Lors d’une première visite au mois de décembre dernier, Mustapha nous a exprimé son souhait de construire une bibliothèque où les enfants pourraient avoir accès à différents livres afin de développer ainsi le goût de lire en liant l’apprentissage à la découverte du monde. Afin de soutenir les élèves et les professeurs de l’école Zara Al-Malam dans cette démarche, le Lycée Molière de Villanueva de la Cañada et l’association des parents d’élèves, APAELM, ont envoyé plus d’une centaine de livres, de romans, d’ouvrages documentaires qui s’adressent tout aussi bien aux enfants d’âges préscolaires qu’aux élèves de 3ème, ainsi que des manuels scolaires de français pour les CM2. Il faut savoir qu’au Tchad, un livre constitue un objet luxueux, les publications sont rares et restent hors de portée économique de la plupart des ménages.

Nous sommes retournés trois mois plus tard. Les fondations du bâtiment qui accueillera la nouvelle bibliothèque ont déjà été posées. Néanmoins, cela risque de prendre un peu de temps parce que les matériaux de construction sont extrêmement chers au Tchad. Un sac de ciment coûte 12.000 à 14.000fr CFA (18 à 20 euros) alors qu’un enseignant par exemple gagne par mois 60.000fr CFA (91 euros)! Entre temps, les professeurs ont aménagé une armoire métallique au secrétariat. Les livres qui ont remporté le plus de succès, sont les encyclopédies, les bescherelles, les livres sur les animaux ou encore les ouvrages illustrés sur le corps humain.

La biographie de Nelson Mandela
Nous sommes passés dans toutes les classes nous présenter et discuter avec les élèves sur les livres qu’ils souhaiteraient lire. Mahmat est en 4ème il nous confie qu’il a envie de mieux connaître la bibliographie de grands hommes politiques africains comme Mandela, Lumumba ou Senghor. D’autres demandent des bédés ou des ouvrages illustrés sur le football! Le simple fait que nous venions du pays où habitent Messi et Ronaldo a suscité beaucoup d’intérêt chez les garçons.

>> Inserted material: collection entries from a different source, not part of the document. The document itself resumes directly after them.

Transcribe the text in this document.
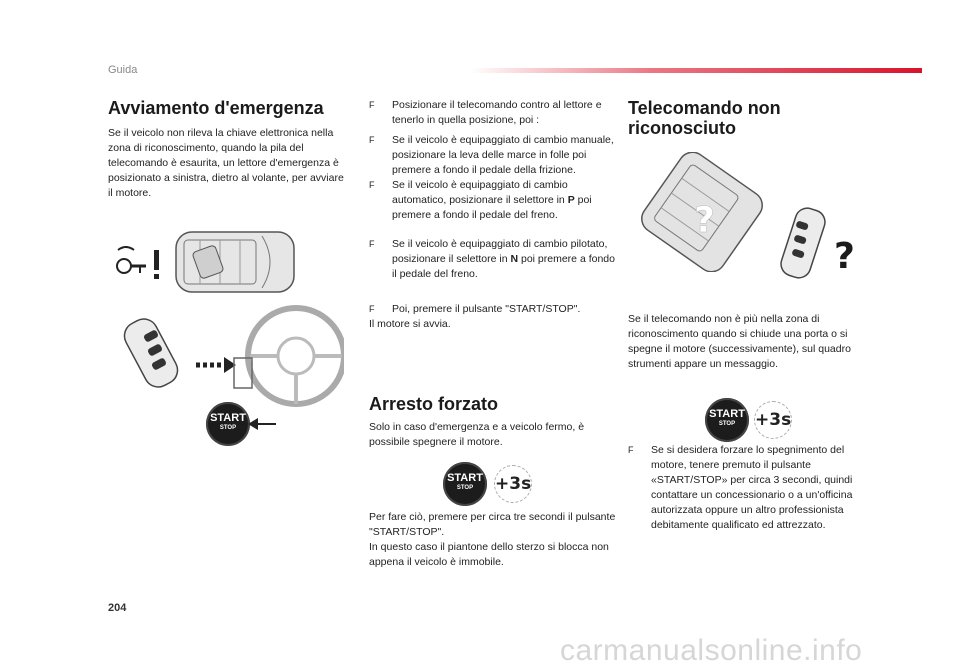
Guida
Avviamento d'emergenza

Se il veicolo non rileva la chiave elettronica nella zona di riconoscimento, quando la pila del telecomando è esaurita, un lettore d'emergenza è posizionato a sinistra, dietro al volante, per avviare il motore.

START
STOP
F Posizionare il telecomando contro al lettore e tenerlo in quella posizione, poi :
F Se il veicolo è equipaggiato di cambio manuale, posizionare la leva delle marce in folle poi premere a fondo il pedale della frizione.
F Se il veicolo è equipaggiato di cambio automatico, posizionare il selettore in P poi premere a fondo il pedale del freno.
F Se il veicolo è equipaggiato di cambio pilotato, posizionare il selettore in N poi premere a fondo il pedale del freno.
F Poi, premere il pulsante "START/STOP".

Il motore si avvia.

Arresto forzato

Solo in caso d'emergenza e a veicolo fermo, è possibile spegnere il motore.

START
STOP	+3s

Per fare ciò, premere per circa tre secondi il pulsante "START/STOP".

In questo caso il piantone dello sterzo si blocca non appena il veicolo è immobile.

Telecomando non riconosciuto
?
?

Se il telecomando non è più nella zona di riconoscimento quando si chiude una porta o si spegne il motore (successivamente), sul quadro strumenti appare un messaggio.

START
STOP	+3s
F Se si desidera forzare lo spegnimento del motore, tenere premuto il pulsante «START/STOP» per circa 3 secondi, quindi contattare un concessionario o a un'officina autorizzata oppure un altro professionista debitamente qualificato ed attrezzato.
204
carmanualsonline.info
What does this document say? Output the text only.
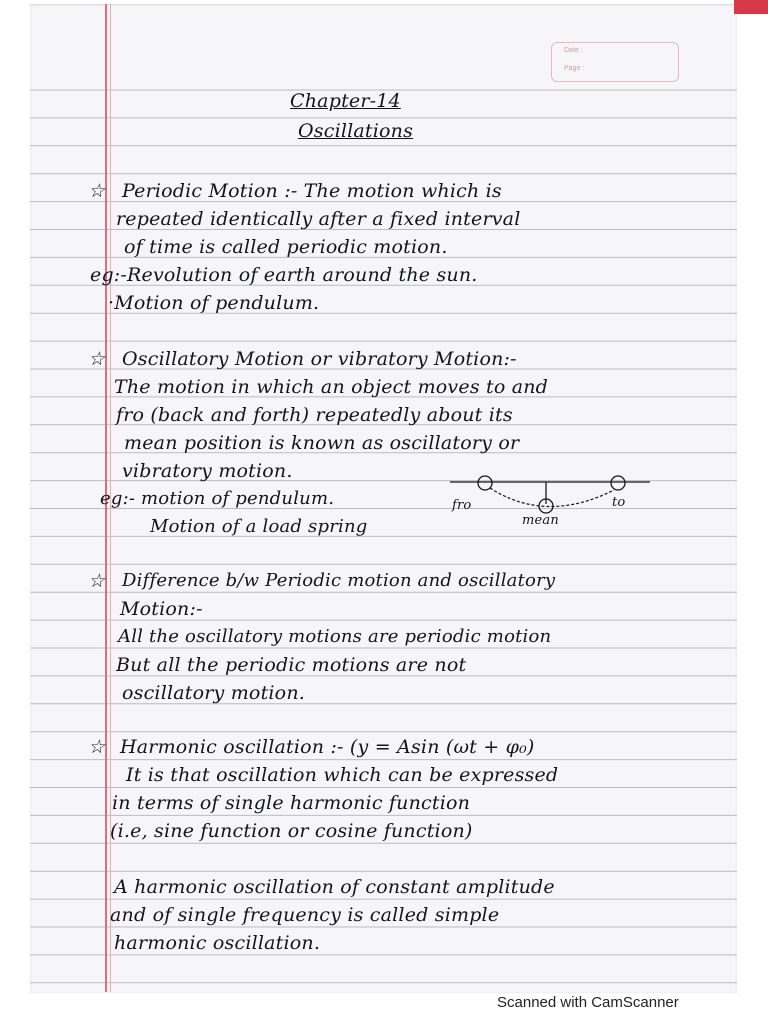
Date :
Page :
Chapter-14
Oscillations
☆ Periodic Motion :- The motion which is
repeated identically after a fixed interval
of time is called periodic motion.
eg:-Revolution of earth around the sun.
·Motion of pendulum.
☆ Oscillatory Motion or vibratory Motion:-
The motion in which an object moves to and
fro (back and forth) repeatedly about its
mean position is known as oscillatory or
vibratory motion.
eg:- motion of pendulum.
Motion of a load spring
fro	to
mean
☆ Difference b/w Periodic motion and oscillatory
Motion:-
All the oscillatory motions are periodic motion
But all the periodic motions are not
oscillatory motion.
☆ Harmonic oscillation :- (y = Asin (ωt + φ₀)
It is that oscillation which can be expressed
in terms of single harmonic function
(i.e, sine function or cosine function)
A harmonic oscillation of constant amplitude
and of single frequency is called simple
harmonic oscillation.
Scanned with CamScanner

Que veux-tu devenir quand tu seras grande ?
Le taux de fréquentation des filles reste inférieur à celui des garçons, 30% en CP, 25% en CM et elles ne sont plus que deux filles en classe de 4ème sur 20 élèves. Fatime est en CM2, elle est la troisième de sa classe dans le ranking mensuel, ce qui lui a valu deux cahiers et un stylo en prix pour ses excellents résultats. Elle nous explique qu’elle veut devenir médecin, nous l’avons félicité et fortement encouragée à persévérer dans son travail. Cependant, une fois dans la cour, Mustapha nous fait part de ses doutes. Il nous explique les pesanteurs culturelles dont sont encore victimes les filles au Tchad, la pratique des mariages précoces à douze, treize ans étant encore pratique courante…

La leçon au tableau
Avec grand intérêt, les élèves de CM2 ont découvert leurs nouveaux manuels de français. Leur enseignant a souligné l’importance de la propreté et bons soins des livres. Nous avons eu également l’occasion de partager des idées avec les enseignants qui nous ont parlé des problèmes d’ordre matériel et pédagogique dont ils souffrent. Souvent ils n’ont qu’un seul manuel scolaire par classe à leur disposition, ce qui les obligent à démarrer la journée scolaire une demi-heure avant le début des cours pour copier la leçon au tableau… Ils ont insisté sur l’importance des supports visuels pour l’assimilation des concepts.

L’initiative de la création de la bibliothèque appartient entièrement à l’école Zara Al-Malam. Nous sommes seulement venu donner un coup de pouce pour les encourager à continuer à avancer face à une situation d’extrême précarité. Par ces quelques lignes, nous voulons partager avec vous l’émotion qu’il y avait dans les yeux de ces enfants de la banlieue de N’Djamena en découvrant tous ces livres. Merci pour vos contributions.

Maman d’élèves du Lycée Molière
Membre de l’APAELM




[1] L’indice de Développement Humain (IDH) est un indicateur social élaboré pour le Programme des Nations Unies pour le Développement (PNUD), composé de trois paramètres: longue vie et santé, éducation et niveau de vie digne.
[2] Principaux éléments de Diagnostic du Secteur de l’Éducation au Tchad, Ministère de l’Éducation du Tchad (2012).